Since the procedure is less invasive, patients experience faster recovery. The procedure spares nearby healthy tissues thereby increasing the patient’s chance to recover more quickly.
Patients are advised to talk to their surgeons to see if ablation therapy is the right therapy for them and weigh its benefits and risks.
How is the Procedure Performed?
The procedure is rather simple. For patients with pulmonary tumours, surgeons use a catheter guided by an electrode, which is inserted into the pierced skin near the target location. An electrode is a type of an electrical conductor that helps in the delivery of electrical current (in the case of radiofrequency or transcatheter ablation) to the cancer site. The heat is usually painless although some patients reported having some tingling sensation in the treated area. The anomalous tissues receiving such current will die, and the growth or biological activity in that area will stop. The process is similar to cauterising skin tags or warts only that the procedure is done in tissues located inside the body.
Surgeons require that the patient be motionless throughout the entire procedure. Immobility ensures that ablation catheters stay in place, and that the mapping of target tissues is as accurate as possible.
Depending on the area to be treated, the entire procedure can last between two and six hours. If there are more than one site to be treated, it may last longer. The procedure is performed in a hospital’s electrophysiology or cardiac catheterisation lab.
The punctured site where the catheter and electrode are inserted is applied with pressure in order to stop bleeding as soon as the procedure has been completed. Doctors and nurses will look for signs of bleeding or swelling and the patient’s vital signs are monitored carefully to make sure they are stable before the patient is allowed to be taken out of the surgery room.
To prevent blood clot formation in the ablated area, surgeons usually prescribe aspirin to be taken 2-4 weeks after the procedure.
Possible Risks and Complications
In terms of pain, cryoablation is observed to be less painful than radiofrequency ablation.

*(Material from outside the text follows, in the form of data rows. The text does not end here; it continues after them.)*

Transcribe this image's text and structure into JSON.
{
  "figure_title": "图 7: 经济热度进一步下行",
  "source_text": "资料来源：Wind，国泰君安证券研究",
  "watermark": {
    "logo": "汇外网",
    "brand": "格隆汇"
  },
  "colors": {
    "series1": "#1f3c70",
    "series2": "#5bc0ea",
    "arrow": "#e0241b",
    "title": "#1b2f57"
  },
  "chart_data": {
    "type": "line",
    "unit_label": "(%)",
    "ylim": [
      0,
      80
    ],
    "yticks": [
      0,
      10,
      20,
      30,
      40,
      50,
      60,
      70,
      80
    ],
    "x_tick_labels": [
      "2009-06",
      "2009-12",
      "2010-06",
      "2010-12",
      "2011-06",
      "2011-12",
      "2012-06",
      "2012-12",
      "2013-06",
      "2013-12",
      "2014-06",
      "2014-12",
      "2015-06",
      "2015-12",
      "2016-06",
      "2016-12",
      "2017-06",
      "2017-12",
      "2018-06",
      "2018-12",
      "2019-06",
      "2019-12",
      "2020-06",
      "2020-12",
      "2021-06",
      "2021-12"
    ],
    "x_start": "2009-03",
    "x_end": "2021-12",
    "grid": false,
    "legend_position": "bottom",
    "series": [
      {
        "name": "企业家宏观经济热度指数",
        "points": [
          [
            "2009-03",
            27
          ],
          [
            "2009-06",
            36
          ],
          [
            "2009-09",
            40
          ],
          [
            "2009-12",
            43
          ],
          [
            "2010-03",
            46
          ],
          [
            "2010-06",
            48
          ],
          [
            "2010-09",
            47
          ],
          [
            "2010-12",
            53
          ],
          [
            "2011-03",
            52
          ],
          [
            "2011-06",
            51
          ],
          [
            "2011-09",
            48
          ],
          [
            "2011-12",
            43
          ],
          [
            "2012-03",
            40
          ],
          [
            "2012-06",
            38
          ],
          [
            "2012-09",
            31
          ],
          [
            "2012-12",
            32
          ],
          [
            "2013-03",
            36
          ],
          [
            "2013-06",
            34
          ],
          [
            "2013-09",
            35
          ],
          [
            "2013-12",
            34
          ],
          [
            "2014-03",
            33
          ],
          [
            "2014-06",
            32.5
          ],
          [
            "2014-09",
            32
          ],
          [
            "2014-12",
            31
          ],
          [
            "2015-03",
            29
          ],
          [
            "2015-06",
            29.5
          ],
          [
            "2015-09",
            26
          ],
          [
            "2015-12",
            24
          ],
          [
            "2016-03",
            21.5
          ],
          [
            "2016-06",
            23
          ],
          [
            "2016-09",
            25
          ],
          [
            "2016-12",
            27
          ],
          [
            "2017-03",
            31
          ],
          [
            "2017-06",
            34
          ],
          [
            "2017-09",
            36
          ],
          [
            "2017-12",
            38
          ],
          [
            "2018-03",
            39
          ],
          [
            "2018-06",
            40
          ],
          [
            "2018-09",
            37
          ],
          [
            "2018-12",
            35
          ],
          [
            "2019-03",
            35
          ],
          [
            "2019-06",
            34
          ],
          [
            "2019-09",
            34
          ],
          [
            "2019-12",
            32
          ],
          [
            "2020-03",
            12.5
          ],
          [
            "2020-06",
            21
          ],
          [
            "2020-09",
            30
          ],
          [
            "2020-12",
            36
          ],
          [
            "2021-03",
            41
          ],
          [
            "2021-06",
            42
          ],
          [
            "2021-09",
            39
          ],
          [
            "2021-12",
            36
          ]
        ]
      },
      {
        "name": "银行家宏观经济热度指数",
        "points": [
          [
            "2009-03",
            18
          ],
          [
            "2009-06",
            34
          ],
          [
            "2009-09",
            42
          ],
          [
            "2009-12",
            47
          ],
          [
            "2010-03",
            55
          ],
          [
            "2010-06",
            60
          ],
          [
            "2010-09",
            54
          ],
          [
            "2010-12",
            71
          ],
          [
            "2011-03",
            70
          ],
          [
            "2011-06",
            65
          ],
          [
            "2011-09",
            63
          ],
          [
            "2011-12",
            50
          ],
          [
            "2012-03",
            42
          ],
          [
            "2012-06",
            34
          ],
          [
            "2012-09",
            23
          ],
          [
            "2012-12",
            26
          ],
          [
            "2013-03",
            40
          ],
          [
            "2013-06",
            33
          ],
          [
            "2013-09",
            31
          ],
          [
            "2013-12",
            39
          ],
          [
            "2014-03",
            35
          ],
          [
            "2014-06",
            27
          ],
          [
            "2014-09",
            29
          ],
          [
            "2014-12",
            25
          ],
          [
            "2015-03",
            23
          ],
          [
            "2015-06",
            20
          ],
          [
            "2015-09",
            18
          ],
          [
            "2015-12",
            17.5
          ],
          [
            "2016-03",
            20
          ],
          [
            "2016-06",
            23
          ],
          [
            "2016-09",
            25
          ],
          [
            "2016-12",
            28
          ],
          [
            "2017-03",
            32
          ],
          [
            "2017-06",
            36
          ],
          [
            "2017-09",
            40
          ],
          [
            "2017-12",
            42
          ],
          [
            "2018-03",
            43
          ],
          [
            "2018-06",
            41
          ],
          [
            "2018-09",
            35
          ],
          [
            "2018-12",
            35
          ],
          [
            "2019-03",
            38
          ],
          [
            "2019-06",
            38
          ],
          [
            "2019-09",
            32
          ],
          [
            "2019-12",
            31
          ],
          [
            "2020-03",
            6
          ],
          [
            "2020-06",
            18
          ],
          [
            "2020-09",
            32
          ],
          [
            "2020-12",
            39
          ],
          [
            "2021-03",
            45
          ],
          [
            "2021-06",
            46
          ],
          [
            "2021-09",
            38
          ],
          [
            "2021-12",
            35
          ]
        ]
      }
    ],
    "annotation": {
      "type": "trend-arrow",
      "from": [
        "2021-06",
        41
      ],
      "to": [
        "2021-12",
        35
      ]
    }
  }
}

The procedure may induce pericardial irritation or pain surrounding the surface of the heart, but it can be relieved by taking non-steroidal anti-inflammatory drugs (NSAIDs) or over-the-counter drugs such as acetaminophen (paracetamol).
Because catheters are inserted into the blood vessels, these soft tissues can rupture and cause mild bleeding or in some cases, an infection.
In the case of radiofrequency ablation, the success rate is 90% with virtually no chance of complications. The patient can go back to work or resume normal daily activities a few days after the procedure. Some mild irritation in the treated area may be experienced while the treated tissue heals.